The 2016–2020 5-year American Community Survey estimates show that the median household income was $54,792 (with a margin of error of +/- $7,013) and the median family income was $55,208 (+/- $4,774). Males had a median income of $32,500 (+/- $15,740) versus $38,750 (+/- $25,575) for females. The median income for those above 16 years old was $33,125 (+/- $9,302). Approximately, 11.4% of families and 25.8% of the population were below the poverty line, including 68.8% of those under the age of 18 and 8.3% of those ages 65 or over.

===2010 census===
As of the census of 2010, there were 148 people, 61 households, and 47 families residing in the city. The population density was 778.9 PD/sqmi. There were 80 housing units at an average density of 421.1 /sqmi. The racial makeup of the city was 94.6% White, 0.7% Asian, and 4.7% from two or more races. Hispanic or Latino of any race were 1.4% of the population.

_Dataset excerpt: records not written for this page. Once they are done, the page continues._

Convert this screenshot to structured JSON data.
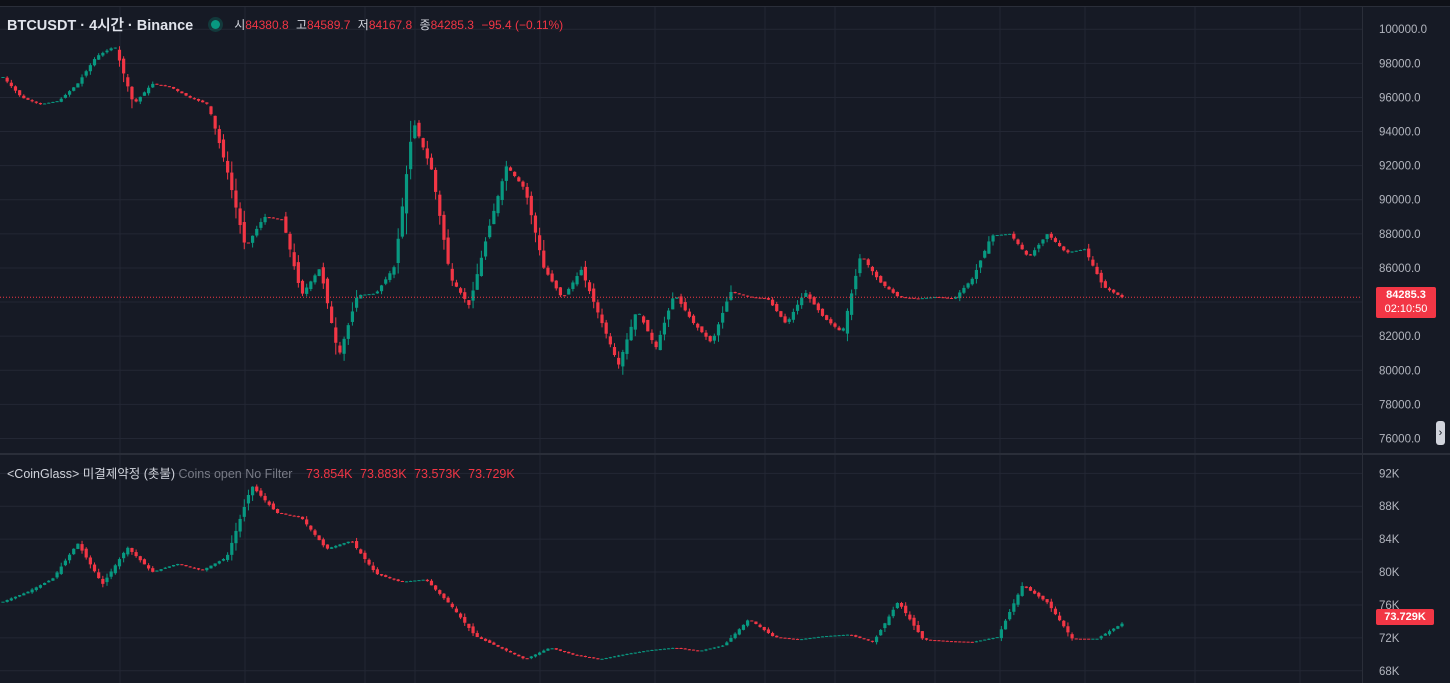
{
  "legend": {
    "symbol": "BTCUSDT · 4시간 · Binance",
    "o_label": "시",
    "o_value": "84380.8",
    "h_label": "고",
    "h_value": "84589.7",
    "l_label": "저",
    "l_value": "84167.8",
    "c_label": "종",
    "c_value": "84285.3",
    "change": "−95.4 (−0.11%)"
  },
  "oi_legend": {
    "name": "<CoinGlass> 미결제약정 (촛불)",
    "params": "Coins open No Filter",
    "o": "73.854K",
    "h": "73.883K",
    "l": "73.573K",
    "c": "73.729K"
  },
  "price_axis": {
    "labels": [
      "100000.0",
      "98000.0",
      "96000.0",
      "94000.0",
      "92000.0",
      "90000.0",
      "88000.0",
      "86000.0",
      "84000.0",
      "82000.0",
      "80000.0",
      "78000.0",
      "76000.0"
    ]
  },
  "oi_axis": {
    "labels": [
      "92K",
      "88K",
      "84K",
      "80K",
      "76K",
      "72K",
      "68K"
    ]
  },
  "last_price": {
    "price": "84285.3",
    "countdown": "02:10:50"
  },
  "oi_last": "73.729K",
  "colors": {
    "up": "#089981",
    "down": "#f23645",
    "background": "#161a25",
    "grid": "#232734"
  },
  "chart_data": [
    {
      "type": "candlestick",
      "title": "BTCUSDT · 4시간 · Binance",
      "ylim": [
        75500,
        100600
      ],
      "approx_close_path": [
        97200,
        96000,
        95600,
        95800,
        96800,
        98400,
        99000,
        95600,
        96800,
        96600,
        96000,
        95600,
        91800,
        87200,
        89000,
        88800,
        84400,
        86000,
        80800,
        84400,
        84500,
        86100,
        94600,
        91700,
        85400,
        83800,
        88100,
        92000,
        90600,
        86000,
        84200,
        85900,
        83100,
        80300,
        83600,
        81300,
        84500,
        82800,
        81600,
        84600,
        84300,
        84200,
        82700,
        84600,
        83100,
        82200,
        86800,
        85200,
        84300,
        84200,
        84300,
        84200,
        85400,
        87900,
        88000,
        86600,
        88000,
        86900,
        87100,
        84900,
        84285
      ]
    },
    {
      "type": "candlestick",
      "title": "<CoinGlass> 미결제약정 (촛불)",
      "ylim": [
        67000,
        93500
      ],
      "approx_close_path": [
        76400,
        77600,
        79200,
        83500,
        78500,
        83000,
        80000,
        81000,
        80200,
        81800,
        90500,
        87200,
        86600,
        82800,
        83800,
        79800,
        78800,
        79100,
        76000,
        72200,
        70800,
        69400,
        70800,
        69900,
        69400,
        70000,
        70500,
        70800,
        70400,
        71100,
        74300,
        72100,
        71800,
        72200,
        72400,
        71500,
        76400,
        71800,
        71600,
        71500,
        72100,
        78400,
        76300,
        71900,
        71900,
        73729
      ]
    }
  ]
}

There were 61 households, of which 29.5% had children under the age of 18 living with them, 70.5% were married couples living together, 3.3% had a female householder with no husband present, 3.3% had a male householder with no wife present, and 23.0% were non-families. 21.3% of all households were made up of individuals, and 9.8% had someone living alone who was 65 years of age or older. The average household size was 2.43 and the average family size was 2.79.

The median age in the city was 44 years. 22.3% of residents were under the age of 18; 6.2% were between the ages of 18 and 24; 23.7% were from 25 to 44; 28.4% were from 45 to 64; and 19.6% were 65 years of age or older. The gender makeup of the city was 52.0% male and 48.0% female.

===2000 census===
As of the census of 2000, there were 168 people, 73 households, and 52 families residing in the city. The population density was 886.7 PD/sqmi. There were 85 housing units at an average density of 448.6 /sqmi. The racial makeup of the city was 99.40% White, and 0.60% from two or more races. Hispanic or Latino of any race were 2.98% of the population.

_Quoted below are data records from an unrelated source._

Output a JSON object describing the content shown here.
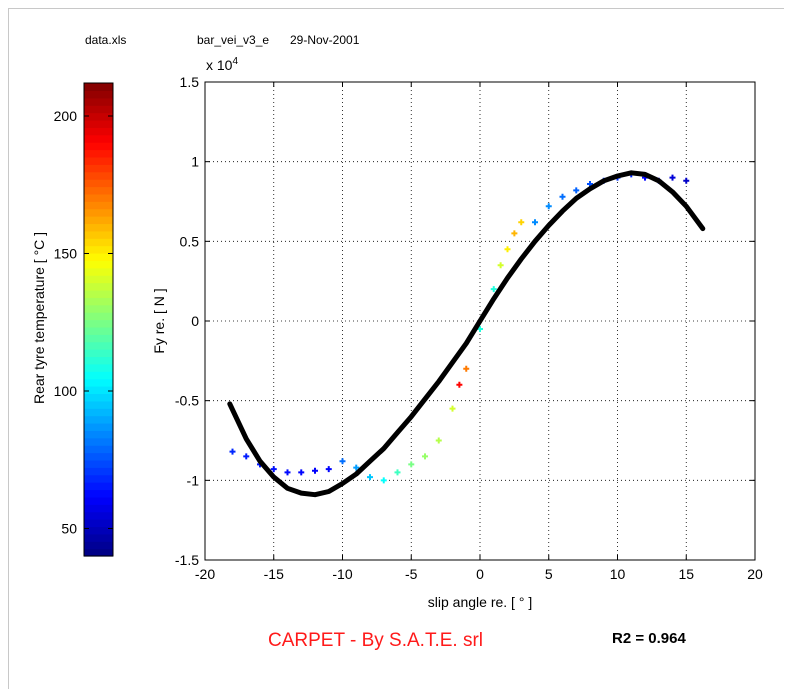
{
  "header": {
    "file": "data.xls",
    "config": "bar_vei_v3_e",
    "date": "29-Nov-2001"
  },
  "footer": {
    "credit": "CARPET - By S.A.T.E. srl",
    "r2": "R2 = 0.964"
  },
  "colorbar": {
    "label": "Rear tyre temperature [ °C ]",
    "range": [
      40,
      212
    ],
    "ticks": [
      50,
      100,
      150,
      200
    ],
    "colormap": "jet"
  },
  "chart_data": {
    "type": "scatter",
    "xlabel": "slip angle re.  [ ° ]",
    "ylabel": "Fy re. [ N ]",
    "y_multiplier": "x 10",
    "y_multiplier_exp": "4",
    "xlim": [
      -20,
      20
    ],
    "ylim": [
      -1.5,
      1.5
    ],
    "xticks": [
      -20,
      -15,
      -10,
      -5,
      0,
      5,
      10,
      15,
      20
    ],
    "yticks": [
      -1.5,
      -1,
      -0.5,
      0,
      0.5,
      1,
      1.5
    ],
    "grid": true,
    "series": [
      {
        "kind": "scatter",
        "color_by": "Rear tyre temperature [ °C ]",
        "points": [
          [
            -18,
            -0.82,
            68
          ],
          [
            -17,
            -0.85,
            66
          ],
          [
            -16,
            -0.9,
            65
          ],
          [
            -15,
            -0.93,
            64
          ],
          [
            -14,
            -0.95,
            63
          ],
          [
            -13,
            -0.95,
            62
          ],
          [
            -12,
            -0.94,
            61
          ],
          [
            -11,
            -0.93,
            62
          ],
          [
            -10,
            -0.88,
            80
          ],
          [
            -9,
            -0.92,
            88
          ],
          [
            -8,
            -0.98,
            95
          ],
          [
            -7,
            -1.0,
            105
          ],
          [
            -6,
            -0.95,
            115
          ],
          [
            -5,
            -0.9,
            125
          ],
          [
            -4,
            -0.85,
            130
          ],
          [
            -3,
            -0.75,
            135
          ],
          [
            -2,
            -0.55,
            140
          ],
          [
            -1.5,
            -0.4,
            190
          ],
          [
            -1,
            -0.3,
            170
          ],
          [
            0,
            -0.05,
            110
          ],
          [
            1,
            0.2,
            110
          ],
          [
            1.5,
            0.35,
            140
          ],
          [
            2,
            0.45,
            150
          ],
          [
            2.5,
            0.55,
            160
          ],
          [
            3,
            0.62,
            155
          ],
          [
            4,
            0.62,
            85
          ],
          [
            5,
            0.72,
            85
          ],
          [
            6,
            0.78,
            80
          ],
          [
            7,
            0.82,
            78
          ],
          [
            8,
            0.86,
            75
          ],
          [
            9,
            0.88,
            72
          ],
          [
            10,
            0.9,
            70
          ],
          [
            11,
            0.92,
            68
          ],
          [
            12,
            0.9,
            62
          ],
          [
            13,
            0.88,
            58
          ],
          [
            14,
            0.9,
            55
          ],
          [
            15,
            0.88,
            52
          ]
        ]
      },
      {
        "kind": "fit",
        "color": "#000000",
        "x": [
          -18.2,
          -17,
          -16,
          -15,
          -14,
          -13,
          -12,
          -11,
          -10,
          -9,
          -8,
          -7,
          -6,
          -5,
          -4,
          -3,
          -2,
          -1,
          0,
          1,
          2,
          3,
          4,
          5,
          6,
          7,
          8,
          9,
          10,
          11,
          12,
          13,
          14,
          15,
          16.2
        ],
        "y": [
          -0.52,
          -0.74,
          -0.88,
          -0.98,
          -1.05,
          -1.08,
          -1.09,
          -1.07,
          -1.02,
          -0.96,
          -0.88,
          -0.8,
          -0.7,
          -0.6,
          -0.49,
          -0.38,
          -0.26,
          -0.14,
          0.0,
          0.14,
          0.27,
          0.39,
          0.5,
          0.6,
          0.69,
          0.77,
          0.83,
          0.88,
          0.91,
          0.93,
          0.92,
          0.88,
          0.81,
          0.72,
          0.58
        ]
      }
    ]
  }
}
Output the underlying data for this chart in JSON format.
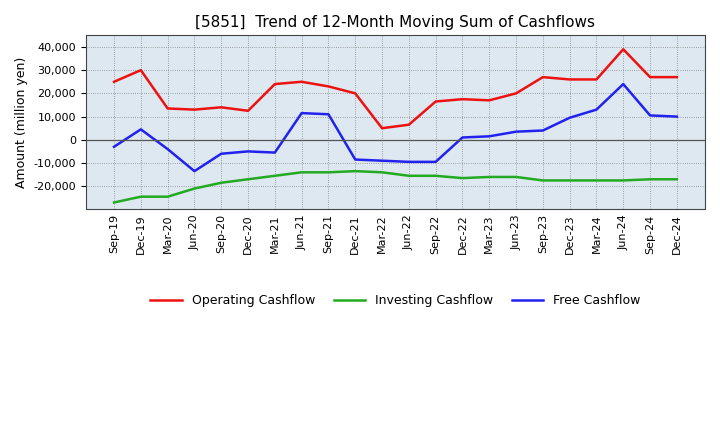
{
  "title": "[5851]  Trend of 12-Month Moving Sum of Cashflows",
  "ylabel": "Amount (million yen)",
  "background_color": "#ffffff",
  "plot_bg_color": "#dde8f0",
  "grid_color": "#888888",
  "xlabels": [
    "Sep-19",
    "Dec-19",
    "Mar-20",
    "Jun-20",
    "Sep-20",
    "Dec-20",
    "Mar-21",
    "Jun-21",
    "Sep-21",
    "Dec-21",
    "Mar-22",
    "Jun-22",
    "Sep-22",
    "Dec-22",
    "Mar-23",
    "Jun-23",
    "Sep-23",
    "Dec-23",
    "Mar-24",
    "Jun-24",
    "Sep-24",
    "Dec-24"
  ],
  "operating": [
    25000,
    30000,
    13500,
    13000,
    14000,
    12500,
    24000,
    25000,
    23000,
    20000,
    5000,
    6500,
    16500,
    17500,
    17000,
    20000,
    27000,
    26000,
    26000,
    39000,
    27000,
    27000
  ],
  "investing": [
    -27000,
    -24500,
    -24500,
    -21000,
    -18500,
    -17000,
    -15500,
    -14000,
    -14000,
    -13500,
    -14000,
    -15500,
    -15500,
    -16500,
    -16000,
    -16000,
    -17500,
    -17500,
    -17500,
    -17500,
    -17000,
    -17000
  ],
  "free": [
    -3000,
    4500,
    -4000,
    -13500,
    -6000,
    -5000,
    -5500,
    11500,
    11000,
    -8500,
    -9000,
    -9500,
    -9500,
    1000,
    1500,
    3500,
    4000,
    9500,
    13000,
    24000,
    10500,
    10000
  ],
  "ylim": [
    -30000,
    45000
  ],
  "yticks": [
    -20000,
    -10000,
    0,
    10000,
    20000,
    30000,
    40000
  ],
  "operating_color": "#ee1111",
  "investing_color": "#22aa22",
  "free_color": "#2222ee",
  "zero_line_color": "#555555",
  "linewidth": 1.8,
  "title_fontsize": 11,
  "ylabel_fontsize": 9,
  "tick_fontsize": 8
}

There were 73 households, out of which 19.2% had children under the age of 18 living with them, 67.1% were married couples living together, 2.7% had a female householder with no husband present, and 27.4% were non-families. 26.0% of all households were made up of individuals, and 16.4% had someone living alone who was 65 years of age or older. The average household size was 2.30 and the average family size was 2.77.

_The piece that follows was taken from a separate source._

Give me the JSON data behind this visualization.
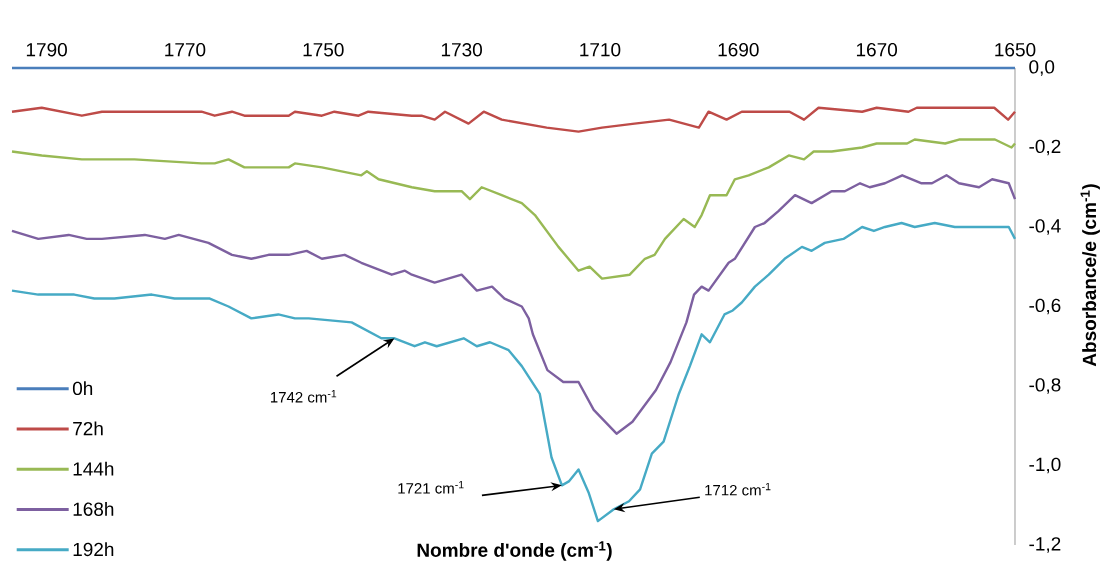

In the city, the population was spread out, with 22.0% under the age of 18, 6.0% from 18 to 24, 25.6% from 25 to 44, 22.6% from 45 to 64, and 23.8% who were 65 years of age or older. The median age was 43 years. For every 100 females, there were 100.0 males. For every 100 females age 18 and over, there were 92.6 males.

The median income for a household in the city was $36,442, and the median income for a family was $36,827. Males had a median income of $26,500 versus $18,333 for females. The per capita income for the city was $21,908. None of the families and 1.1% of the population were living below the poverty line, including no under eighteens and 6.9% of those over 64.

==Education==
The community is served by Sterling USD 376 public school district. The community was previously served by Alden High School, its mascot was the Tigers.